Re: [PATCH V33 24/30] bpf: Restrict bpf when kernel lockdown is in confidentiality mode
From: Andy Lutomirski <luto@kernel.org>
Date: 2019-06-29 23:48:10
Also in:
linux-security-module, lkml, netdev
On Fri, Jun 28, 2019 at 11:47 AM Matthew Garrett [off-list ref] wrote:
On Thu, Jun 27, 2019 at 4:27 PM Andy Lutomirski [off-list ref] wrote:quoted
They're really quite similar in my mind. Certainly some things in the "integrity" category give absolutely trivial control over the kernel (e.g. modules) while others make it quite challenging (ioperm), but the end result is very similar. And quite a few "confidentiality" things genuinely do allow all kernel memory to be read.

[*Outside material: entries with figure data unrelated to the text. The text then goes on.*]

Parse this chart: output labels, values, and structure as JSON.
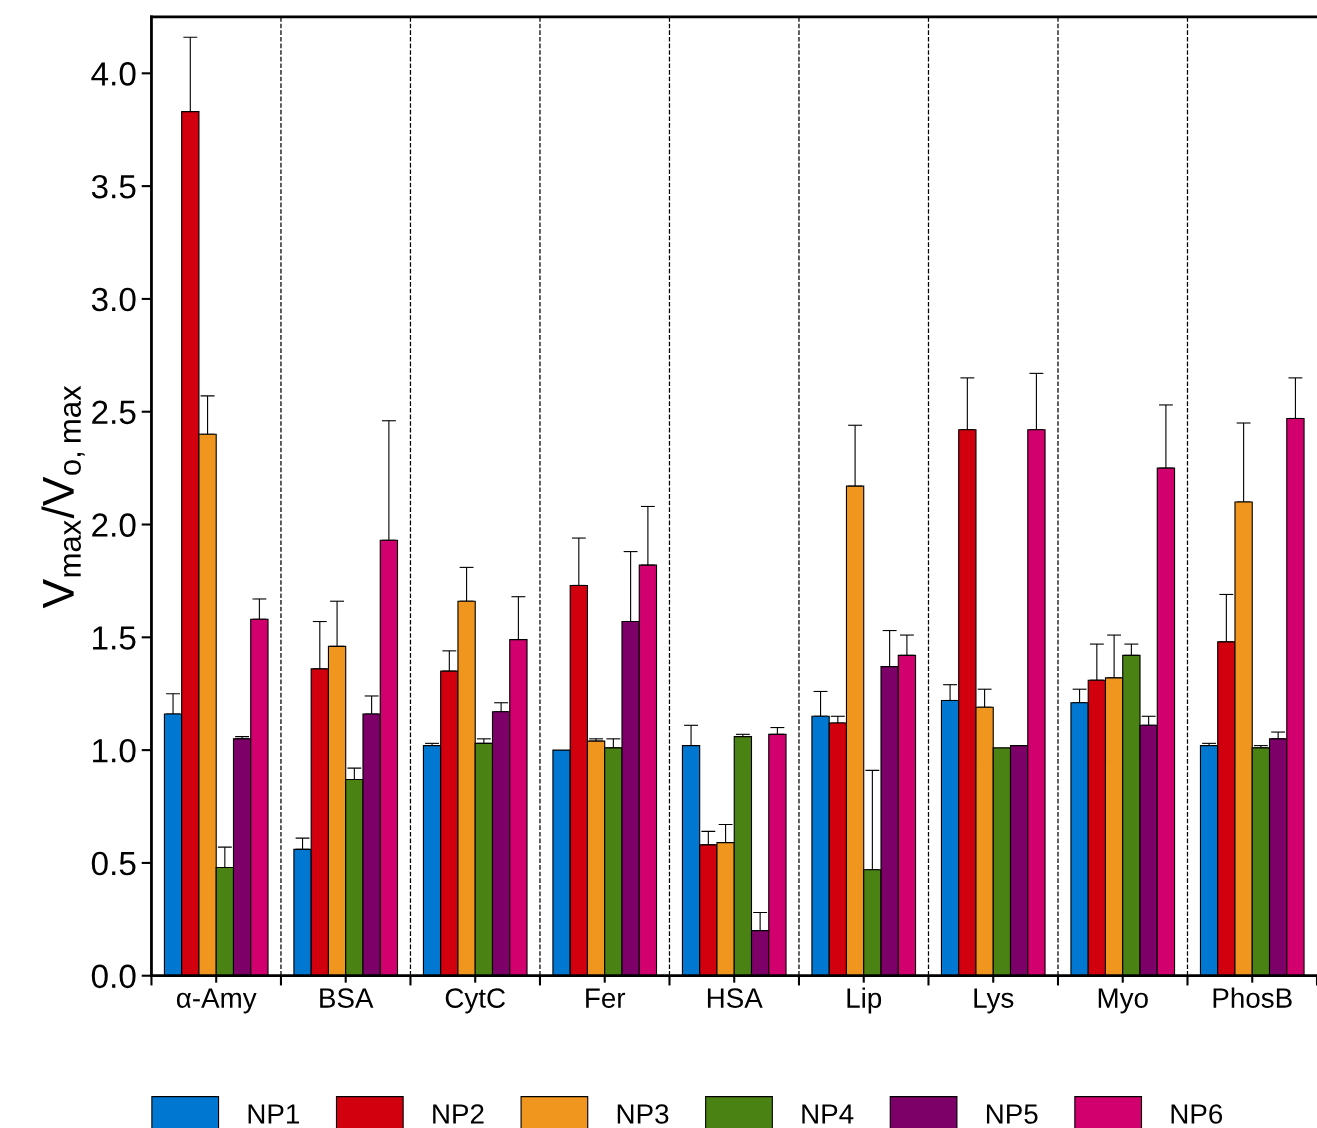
{
  "chart_data": {
    "type": "bar",
    "ylabel": "V$_{max}$/V$_{o,max}$",
    "categories": [
      "α-Amy",
      "BSA",
      "CytC",
      "Fer",
      "HSA",
      "Lip",
      "Lys",
      "Myo",
      "PhosB"
    ],
    "ylim": [
      0,
      4.25
    ],
    "yticks": [
      {
        "value": 0,
        "label": "0.0"
      },
      0.5,
      {
        "value": 1,
        "label": "1.0"
      },
      1.5,
      {
        "value": 2,
        "label": "2.0"
      },
      2.5,
      {
        "value": 3,
        "label": "3.0"
      },
      3.5,
      {
        "value": 4,
        "label": "4.0"
      }
    ],
    "legend": "bottom",
    "grid": false,
    "series": [
      {
        "name": "NP1",
        "color": "#0078d2",
        "values": [
          1.16,
          0.56,
          1.02,
          1.0,
          1.02,
          1.15,
          1.22,
          1.21,
          1.02
        ],
        "errors": [
          [
            1.16,
            1.25
          ],
          [
            0.56,
            0.61
          ],
          [
            1.02,
            1.03
          ],
          null,
          [
            1.02,
            1.11
          ],
          [
            1.15,
            1.26
          ],
          [
            1.22,
            1.29
          ],
          [
            1.21,
            1.27
          ],
          [
            1.02,
            1.03
          ]
        ]
      },
      {
        "name": "NP2",
        "color": "#d2000f",
        "values": [
          3.83,
          1.36,
          1.35,
          1.73,
          0.58,
          1.12,
          2.42,
          1.31,
          1.48
        ],
        "errors": [
          [
            3.83,
            4.16
          ],
          [
            1.36,
            1.57
          ],
          [
            1.35,
            1.44
          ],
          [
            1.73,
            1.94
          ],
          [
            0.58,
            0.64
          ],
          [
            1.12,
            1.15
          ],
          [
            2.42,
            2.65
          ],
          [
            1.31,
            1.47
          ],
          [
            1.48,
            1.69
          ]
        ]
      },
      {
        "name": "NP3",
        "color": "#f0961e",
        "values": [
          2.4,
          1.46,
          1.66,
          1.04,
          0.59,
          2.17,
          1.19,
          1.32,
          2.1
        ],
        "errors": [
          [
            2.4,
            2.57
          ],
          [
            1.46,
            1.66
          ],
          [
            1.66,
            1.81
          ],
          [
            1.04,
            1.05
          ],
          [
            0.59,
            0.67
          ],
          [
            2.17,
            2.44
          ],
          [
            1.19,
            1.27
          ],
          [
            1.32,
            1.51
          ],
          [
            2.1,
            2.45
          ]
        ]
      },
      {
        "name": "NP4",
        "color": "#4b8214",
        "values": [
          0.48,
          0.87,
          1.03,
          1.01,
          1.06,
          0.47,
          1.01,
          1.42,
          1.01
        ],
        "errors": [
          [
            0.48,
            0.57
          ],
          [
            0.87,
            0.92
          ],
          [
            1.03,
            1.05
          ],
          [
            1.01,
            1.05
          ],
          [
            1.06,
            1.07
          ],
          [
            0.47,
            0.91
          ],
          null,
          [
            1.42,
            1.47
          ],
          [
            1.01,
            1.02
          ]
        ]
      },
      {
        "name": "NP5",
        "color": "#7d0069",
        "values": [
          1.05,
          1.16,
          1.17,
          1.57,
          0.2,
          1.37,
          1.02,
          1.11,
          1.05
        ],
        "errors": [
          [
            1.05,
            1.06
          ],
          [
            1.16,
            1.24
          ],
          [
            1.17,
            1.21
          ],
          [
            1.57,
            1.88
          ],
          [
            0.2,
            0.28
          ],
          [
            1.37,
            1.53
          ],
          null,
          [
            1.11,
            1.15
          ],
          [
            1.05,
            1.08
          ]
        ]
      },
      {
        "name": "NP6",
        "color": "#d2006e",
        "values": [
          1.58,
          1.93,
          1.49,
          1.82,
          1.07,
          1.42,
          2.42,
          2.25,
          2.47
        ],
        "errors": [
          [
            1.58,
            1.67
          ],
          [
            1.93,
            2.46
          ],
          [
            1.49,
            1.68
          ],
          [
            1.82,
            2.08
          ],
          [
            1.07,
            1.1
          ],
          [
            1.42,
            1.51
          ],
          [
            2.42,
            2.67
          ],
          [
            2.25,
            2.53
          ],
          [
            2.47,
            2.65
          ]
        ]
      }
    ]
  }
}
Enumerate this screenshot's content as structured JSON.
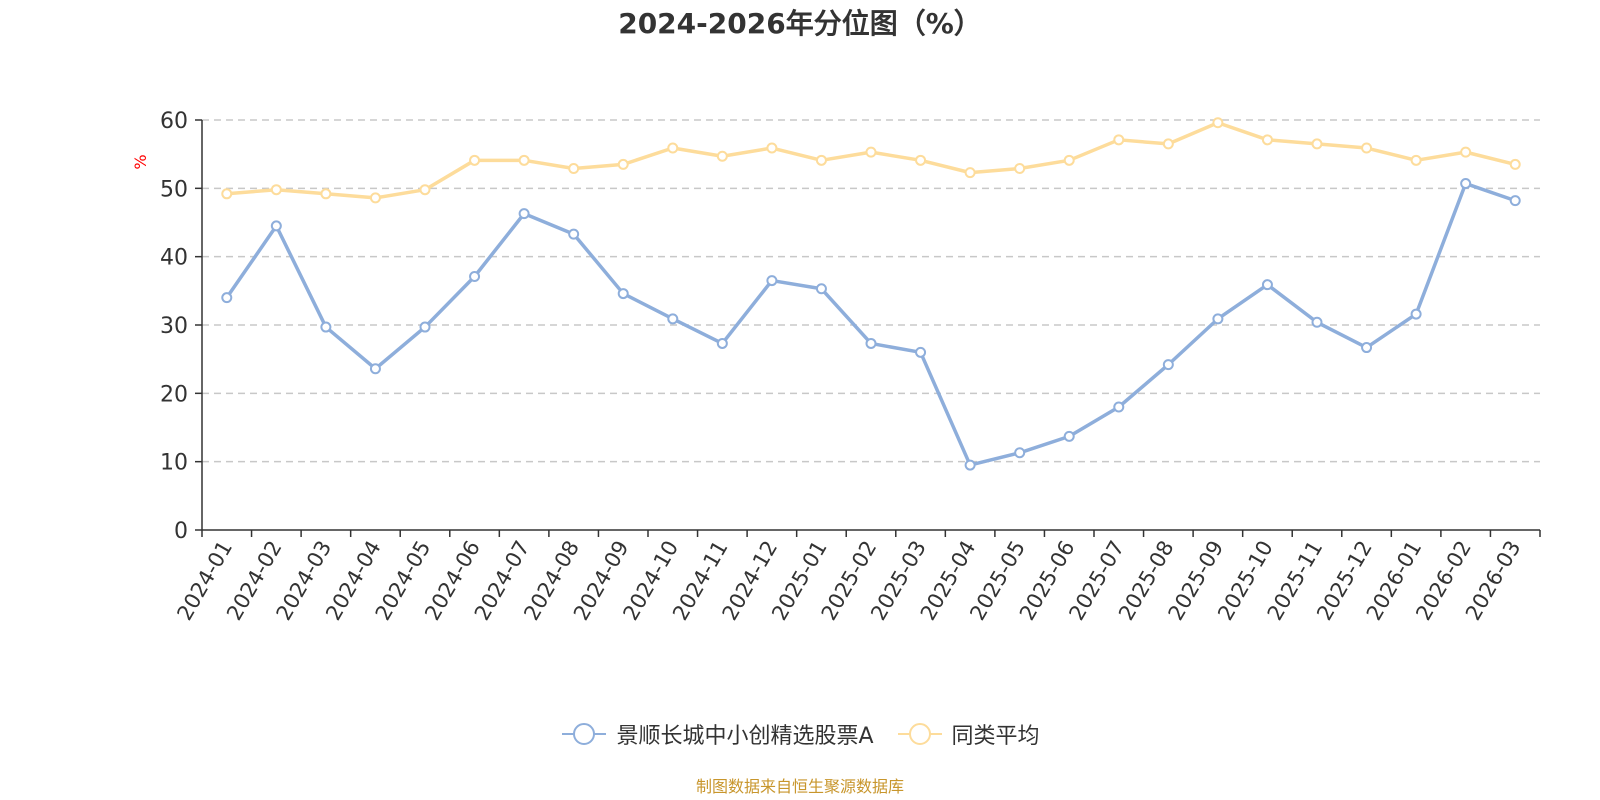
{
  "chart_data": {
    "type": "line",
    "title": "2024-2026年分位图（%）",
    "ylabel": "%",
    "xlabel": "",
    "ylim": [
      0,
      60
    ],
    "yticks": [
      0,
      10,
      20,
      30,
      40,
      50,
      60
    ],
    "grid": true,
    "legend_position": "bottom-center",
    "categories": [
      "2024-01",
      "2024-02",
      "2024-03",
      "2024-04",
      "2024-05",
      "2024-06",
      "2024-07",
      "2024-08",
      "2024-09",
      "2024-10",
      "2024-11",
      "2024-12",
      "2025-01",
      "2025-02",
      "2025-03",
      "2025-04",
      "2025-05",
      "2025-06",
      "2025-07",
      "2025-08",
      "2025-09",
      "2025-10",
      "2025-11",
      "2025-12",
      "2026-01",
      "2026-02",
      "2026-03"
    ],
    "series": [
      {
        "name": "景顺长城中小创精选股票A",
        "color": "#8eaedb",
        "values": [
          34.0,
          44.5,
          29.7,
          23.6,
          29.7,
          37.1,
          46.3,
          43.3,
          34.6,
          30.9,
          27.3,
          36.5,
          35.3,
          27.3,
          26.0,
          9.5,
          11.3,
          13.7,
          18.0,
          24.2,
          30.9,
          35.9,
          30.4,
          26.7,
          31.6,
          50.7,
          48.2
        ]
      },
      {
        "name": "同类平均",
        "color": "#fddc9b",
        "values": [
          49.2,
          49.8,
          49.2,
          48.6,
          49.8,
          54.1,
          54.1,
          52.9,
          53.5,
          55.9,
          54.7,
          55.9,
          54.1,
          55.3,
          54.1,
          52.3,
          52.9,
          54.1,
          57.1,
          56.5,
          59.6,
          57.1,
          56.5,
          55.9,
          54.1,
          55.3,
          53.5
        ]
      }
    ]
  },
  "source_note": "制图数据来自恒生聚源数据库"
}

I agree that finer-grained distinctions could be useful. My concern is that it's a tradeoff, and the other end of the tradeoff is an ABI stability issue. If someone decides down the road that some feature that is currently "integrity" can be split into a narrow "integrity" feature and a "confidentiality" feature then, if the user policy knows about the individual features, there's a risk of breaking people's systems. If we keep the fine-grained control, do we have a clear compatibility story?My preference right now is to retain the fine-grained aspect of things in the internal API, simply because it'll be more annoying to add it back later if we want to. I don't want to expose it via the Lockdown user facing API for the reasons you've described, but it's not impossible that another LSM would find a way to do this reasonably. Does it seem reasonable to punt this discussion out to the point where another LSM tries to do something with this information, based on the implementation they're attempting?
I think I can get behind this, as long as it's clear to LSM authors that this list is only a little bit stable. I can certainly see the use for the fine-grained info being available for auditing.